一种方法是创建一个提供 SparkContext/SparkSession 的特征,并在您的测试用例中使用它,如下所示:

trait SparkTestContext {
  private val master = "local[*]"
  private val appName = "testing"
  System.setProperty("hadoop.home.dir", "c:\winutils\")
  private val conf: SparkConf = new SparkConf()
    .setMaster(master)
    .setAppName(appName)
    .set("spark.driver.allowMultipleContexts", "false")
    .set("spark.ui.enabled", "false")

  val ss: SparkSession = SparkSession.builder().config(conf).enableHiveSupport().getOrCreate()
  val sc: SparkContext = ss.sparkContext
  val sqlContext: SQLContext = ss.sqlContext
}

And your test class header then looks like this for example:

然后你的测试类标题看起来像这样,例如:

class TestWithSparkTest extends BaseSpec with SparkTestContext with Matchers{

class TestWithSparkTest extends BaseSpec with SparkTestContext with Matchers{

回答by Karima Rafes

I made a version where Spark will close correctly after tests.

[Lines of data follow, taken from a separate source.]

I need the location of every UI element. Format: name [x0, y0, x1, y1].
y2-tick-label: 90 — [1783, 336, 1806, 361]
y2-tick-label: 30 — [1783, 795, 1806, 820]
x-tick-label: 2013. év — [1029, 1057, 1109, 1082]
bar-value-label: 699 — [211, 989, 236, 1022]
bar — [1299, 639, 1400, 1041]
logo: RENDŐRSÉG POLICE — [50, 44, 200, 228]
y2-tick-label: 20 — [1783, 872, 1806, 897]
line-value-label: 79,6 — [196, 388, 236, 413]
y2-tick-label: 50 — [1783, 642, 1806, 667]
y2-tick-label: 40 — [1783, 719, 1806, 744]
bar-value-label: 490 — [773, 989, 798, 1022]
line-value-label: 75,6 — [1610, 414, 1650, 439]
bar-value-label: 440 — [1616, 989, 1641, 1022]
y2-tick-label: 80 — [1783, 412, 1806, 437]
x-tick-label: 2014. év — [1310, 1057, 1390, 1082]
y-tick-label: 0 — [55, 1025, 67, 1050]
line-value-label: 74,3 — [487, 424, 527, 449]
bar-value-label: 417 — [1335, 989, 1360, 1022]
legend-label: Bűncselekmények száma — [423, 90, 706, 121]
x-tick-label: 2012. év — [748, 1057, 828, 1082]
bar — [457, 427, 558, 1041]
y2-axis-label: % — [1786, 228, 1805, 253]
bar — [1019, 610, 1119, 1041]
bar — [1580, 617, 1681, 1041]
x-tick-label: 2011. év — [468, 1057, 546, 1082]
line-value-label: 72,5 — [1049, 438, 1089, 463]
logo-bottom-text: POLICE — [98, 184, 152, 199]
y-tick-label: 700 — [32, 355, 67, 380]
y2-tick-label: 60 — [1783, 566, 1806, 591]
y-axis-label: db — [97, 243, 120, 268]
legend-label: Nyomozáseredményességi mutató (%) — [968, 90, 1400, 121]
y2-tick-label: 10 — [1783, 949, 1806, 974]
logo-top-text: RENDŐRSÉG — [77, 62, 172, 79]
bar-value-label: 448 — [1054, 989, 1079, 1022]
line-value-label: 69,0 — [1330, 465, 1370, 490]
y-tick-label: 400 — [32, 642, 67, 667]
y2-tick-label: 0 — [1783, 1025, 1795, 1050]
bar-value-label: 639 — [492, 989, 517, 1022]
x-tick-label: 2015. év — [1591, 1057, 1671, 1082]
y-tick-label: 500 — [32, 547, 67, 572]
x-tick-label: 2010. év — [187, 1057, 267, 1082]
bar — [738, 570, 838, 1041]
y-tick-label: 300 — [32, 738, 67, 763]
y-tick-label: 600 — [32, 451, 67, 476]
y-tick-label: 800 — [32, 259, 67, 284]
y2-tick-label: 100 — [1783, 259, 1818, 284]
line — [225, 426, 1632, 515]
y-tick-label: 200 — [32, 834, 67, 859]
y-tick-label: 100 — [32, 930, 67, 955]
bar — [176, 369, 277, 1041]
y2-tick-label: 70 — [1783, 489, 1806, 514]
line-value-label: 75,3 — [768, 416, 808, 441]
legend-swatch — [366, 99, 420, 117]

我制作了一个版本,其中 Spark 会在测试后正确关闭。

import org.apache.spark.sql.{SQLContext, SparkSession}
import org.apache.spark.{SparkConf, SparkContext}
import org.scalatest.{BeforeAndAfterAll, FunSuite, Matchers}

trait SparkTest extends FunSuite with BeforeAndAfterAll with Matchers {
  var ss: SparkSession = _
  var sc: SparkContext = _
  var sqlContext: SQLContext = _

  override def beforeAll(): Unit = {
    val master = "local[*]"
    val appName = "MyApp"
    val conf: SparkConf = new SparkConf()
      .setMaster(master)
      .setAppName(appName)
      .set("spark.driver.allowMultipleContexts", "false")
      .set("spark.ui.enabled", "false")

    ss = SparkSession.builder().config(conf).getOrCreate()

    sc = ss.sparkContext
    sqlContext = ss.sqlContext
    super.beforeAll()
  }

  override def afterAll(): Unit = {
    sc.stop()
    super.afterAll()
  }
}

回答by wusuo li

The spark-submit command with parameter --master yarn is setting yarn master. And this will be conflict with your code master("x"), even using like master("yarn").

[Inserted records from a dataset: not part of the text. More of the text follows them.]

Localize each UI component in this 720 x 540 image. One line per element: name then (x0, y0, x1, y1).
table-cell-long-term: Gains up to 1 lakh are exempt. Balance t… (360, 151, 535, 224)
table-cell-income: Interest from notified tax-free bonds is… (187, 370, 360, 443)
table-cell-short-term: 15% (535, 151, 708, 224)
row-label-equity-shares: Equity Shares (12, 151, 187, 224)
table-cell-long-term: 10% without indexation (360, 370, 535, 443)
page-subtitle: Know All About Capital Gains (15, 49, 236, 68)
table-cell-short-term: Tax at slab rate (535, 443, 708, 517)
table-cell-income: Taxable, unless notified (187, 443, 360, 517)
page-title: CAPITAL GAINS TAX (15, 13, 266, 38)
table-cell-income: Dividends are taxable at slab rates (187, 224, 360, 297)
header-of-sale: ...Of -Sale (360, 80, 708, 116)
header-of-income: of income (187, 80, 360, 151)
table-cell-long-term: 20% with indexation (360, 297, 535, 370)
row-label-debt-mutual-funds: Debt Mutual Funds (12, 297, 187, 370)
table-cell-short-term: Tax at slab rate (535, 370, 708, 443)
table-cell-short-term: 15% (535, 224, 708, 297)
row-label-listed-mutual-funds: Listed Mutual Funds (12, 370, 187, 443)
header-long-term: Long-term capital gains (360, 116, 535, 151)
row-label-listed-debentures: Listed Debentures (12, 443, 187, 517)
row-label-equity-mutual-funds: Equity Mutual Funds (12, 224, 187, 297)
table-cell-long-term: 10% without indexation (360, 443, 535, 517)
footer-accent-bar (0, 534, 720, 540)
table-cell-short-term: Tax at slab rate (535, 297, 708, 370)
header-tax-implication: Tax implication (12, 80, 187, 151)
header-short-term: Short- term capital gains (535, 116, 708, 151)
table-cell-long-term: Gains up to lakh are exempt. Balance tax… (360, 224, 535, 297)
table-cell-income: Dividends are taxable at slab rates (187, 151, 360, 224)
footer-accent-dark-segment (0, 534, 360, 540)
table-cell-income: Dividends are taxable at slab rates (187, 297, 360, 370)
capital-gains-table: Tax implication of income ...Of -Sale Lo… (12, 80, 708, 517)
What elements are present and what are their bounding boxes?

带参数 --master yarn 的 spark-submit 命令是设置 yarn master。这将与您的代码 master("x") 冲突,即使使用 like master("yarn")。

If you want to use import sparkSession.implicits._ like toDF ,toDS or other func, you can just use a local sparkSession variable created like below:

如果你想使用 import sparkSession.implicits._ 像 toDF ,toDS 或其他函数,你可以使用像下面这样创建的本地 sparkSession 变量:

val spark = SparkSession.builder().appName("YourName").getOrCreate()

val spark = SparkSession.builder().appName("YourName").getOrCreate()

without setting master("x") in spark-submit --master yarn, not in local machine.

没有在 spark-submit --master 纱线中设置 master("x"),而不是在本地机器中。

I advice : do not use global sparkSession in your code. That may cause some errors or exceptions.

我的建议是:不要在你的代码中使用全局 sparkSession。这可能会导致一些错误或异常。

hope this helps you. good luck!

希望这对你有帮助。祝你好运!

回答by u1516331

How about defining an object in which a method creates a singleton instance of SparkSession, like MySparkSession.get(), and pass it as a paramter in each of your unit tests.

如何定义一个对象,其中的方法创建 SparkSession 的单例实例,例如MySparkSession.get(),并将其作为参数传递给每个单元测试。

In your main method, you can create a separate SparkSession instance, which can have different configurations.

在你的 main 方法中,你可以创建一个单独的 SparkSession 实例,它可以有不同的配置。